Die Chance zur Umnutzung hat man indes beim Büroturm des Collini-Centers verschenkt – ein Neubau von schneider+schumacher ist längst beschlossen. Der benachbarte Wohnturm bleibt nur erhalten, weil ihn seine Eigentümer und Bewohner instandhielten, während die Stadt ihren Teil des Ensembles verfallen ließ, wie Thomas Holzner vom Verein „Wir im Collini“ kritisiert. Dabei gehörten aus seiner Sicht Galerie, Büro- und Wohnturm zusammen unter Denkmalschutz – dem schloss sich Ursula Baus an. Es sei ein Skandal, dass die Stadt ihren Teil an einen Investor verkauft habe. Warum das ganze Ensemble nicht geschützt wurde? „Es besitzt zwar eine städtebauliche Fernwirkung“, räumt Landeskonservator Martin Hahn ein. Seine Konzeption sei aber im Vergleich mit anderen nicht ausreichend innovativ.

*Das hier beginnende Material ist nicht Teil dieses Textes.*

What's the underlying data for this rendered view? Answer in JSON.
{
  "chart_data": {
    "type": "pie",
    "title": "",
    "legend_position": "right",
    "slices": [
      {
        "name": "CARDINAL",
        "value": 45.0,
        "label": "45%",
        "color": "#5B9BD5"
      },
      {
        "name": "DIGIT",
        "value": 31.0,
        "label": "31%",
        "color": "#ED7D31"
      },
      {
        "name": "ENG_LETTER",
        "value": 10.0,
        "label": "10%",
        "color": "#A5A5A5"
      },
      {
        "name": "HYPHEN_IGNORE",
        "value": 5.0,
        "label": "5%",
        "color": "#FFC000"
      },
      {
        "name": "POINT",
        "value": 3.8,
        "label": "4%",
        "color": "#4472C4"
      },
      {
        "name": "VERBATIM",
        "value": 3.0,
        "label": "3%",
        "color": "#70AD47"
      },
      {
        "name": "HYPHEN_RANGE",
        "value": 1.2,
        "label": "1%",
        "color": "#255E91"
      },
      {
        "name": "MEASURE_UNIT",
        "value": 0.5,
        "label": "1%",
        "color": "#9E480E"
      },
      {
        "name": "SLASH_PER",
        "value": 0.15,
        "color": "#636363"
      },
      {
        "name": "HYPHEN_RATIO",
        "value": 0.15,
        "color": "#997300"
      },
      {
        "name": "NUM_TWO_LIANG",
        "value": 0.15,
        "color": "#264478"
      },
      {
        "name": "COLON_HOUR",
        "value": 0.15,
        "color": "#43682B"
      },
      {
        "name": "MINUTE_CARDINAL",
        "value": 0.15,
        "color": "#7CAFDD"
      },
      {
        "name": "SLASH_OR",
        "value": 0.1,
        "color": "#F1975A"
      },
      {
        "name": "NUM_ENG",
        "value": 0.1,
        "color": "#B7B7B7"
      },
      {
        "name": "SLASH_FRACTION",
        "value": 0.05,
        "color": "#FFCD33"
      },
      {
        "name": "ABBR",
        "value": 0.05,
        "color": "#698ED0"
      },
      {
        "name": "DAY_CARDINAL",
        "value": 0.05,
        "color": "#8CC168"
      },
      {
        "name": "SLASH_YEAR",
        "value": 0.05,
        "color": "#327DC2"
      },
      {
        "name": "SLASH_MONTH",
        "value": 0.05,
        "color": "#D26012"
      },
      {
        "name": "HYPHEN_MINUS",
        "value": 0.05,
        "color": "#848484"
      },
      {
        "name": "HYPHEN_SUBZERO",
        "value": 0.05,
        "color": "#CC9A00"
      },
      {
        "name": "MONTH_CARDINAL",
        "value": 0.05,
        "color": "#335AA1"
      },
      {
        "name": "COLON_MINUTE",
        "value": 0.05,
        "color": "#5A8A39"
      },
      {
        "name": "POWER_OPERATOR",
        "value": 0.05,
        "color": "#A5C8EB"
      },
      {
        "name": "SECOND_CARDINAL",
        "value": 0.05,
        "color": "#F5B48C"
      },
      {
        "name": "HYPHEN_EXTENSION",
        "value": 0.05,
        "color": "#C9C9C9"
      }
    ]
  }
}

Wenige Meter weiter bröckelt an den Berufsschulen am Neckar die Fassade – dass auch sie abgerissen werden, gilt als wahrscheinlich. Und was wird aus dem „Forum“ daneben, wenn das dortige Jugendkulturzentrum in die U-Halle auf Spinelli zieht? „Wir müssen darauf achten, dass Qualitätvolles erhalten bleibt, auch wenn es nicht unter Denkmalschutz steht“, fordert Maren Harnack ein – auch aus ökologischen Gründen: Die Herstellung und Entsorgung von Baumaterialien sorge für acht Prozent der Treibhausgase. Aus Altem sollte das neue Neu werden – „aus jedem Gebäude ließe sich etwas machen.“ Gerade der öffentlichen Hand fehle dazu aber oft der Wille. Und der Mut.